For macromolecules such as FD 70 and FD 150, topically applied aqueous solutions showed high resistance in permeation across both the scleral and corneal tissues (Figs. 10 and 11). Though FD 70 showed a high permeation profile through both the cornea and sclera when compared to FD 150. For example, the average percentage permeation of aqueous solutions of FD70 and FD150 was 9 and 5 % across the corneal tissues. In contrast, average percentage permeation of aqueous solutions of FD 70 and FD 150 was 45 and 6 % across the scleral tissues. Concerning the effect of MNs in enhancing the transocular permeation of both macromolecules, our results indicate that dissolving MN arrays have significantly enhanced transocular delivery of both model macromolecules in comparison with aqueous solutions. The percentage drug delivered through the cornea for FD 70 from topically applied aqueous solutions was 9 % which increased to 83 % after 48 h. Likewise, permeation of FD 150 increased from 5 to 61 %. This suggests that dissolving MN arrays played a significant role in enhancing delivery into the corneal stroma and formed a depot, but the endothelium is still forming a strong barrier. Thus, the drug MW still plays its role in dictating transcorneal permeation. However, intrastromal delivery can be an excellent target in the treatment of corneal diseases such as CNV. On the other hand, increasing the drug concentration of FD 70 in the dissolving MN arrays by fivefold (2 to 10 mg/ml) did not significantly increase the percentage permeation. In the sclera, dissolving MNs improved delivery of both small and macromolecule drugs. For the macromolecules, i.e. FD 70 and FD 150, dissolving MNs successfully delivered the total applied doses from both molecules.

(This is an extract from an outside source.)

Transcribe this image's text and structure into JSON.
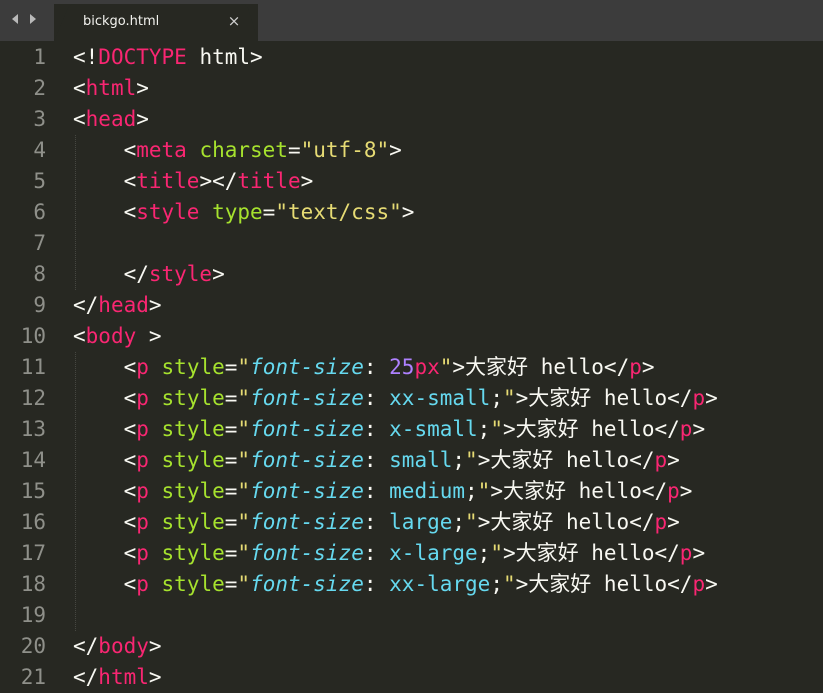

PVP polymer is considered to be biologically inert. In this study, we investigated the biocompatibility of PVP polymer with ARPE cells. Cells were exposed to a range of polymer concentrations (at 0.5, 1, 2, 3 and 4 mg/ml) to mimic a scenario of retinal cells-polymer exposure upon delivering the polymer in the scleral tissue. The percentage viability was found to be >83 % at all concentrations below 2 mg/ml (Fig. 12), which concludes that PVP K29/32 MNs is non-toxic in an in vitro testing to the retinal cells, therefore, deemed as biocompatible. However, cell viability was significantly inhibited when cells were treated with 3 (p = 0.031) and 4 mg/ml (p = 0.041) of PVP. This could be primarily due to excess amount of material that could have inhibited normal cell growth.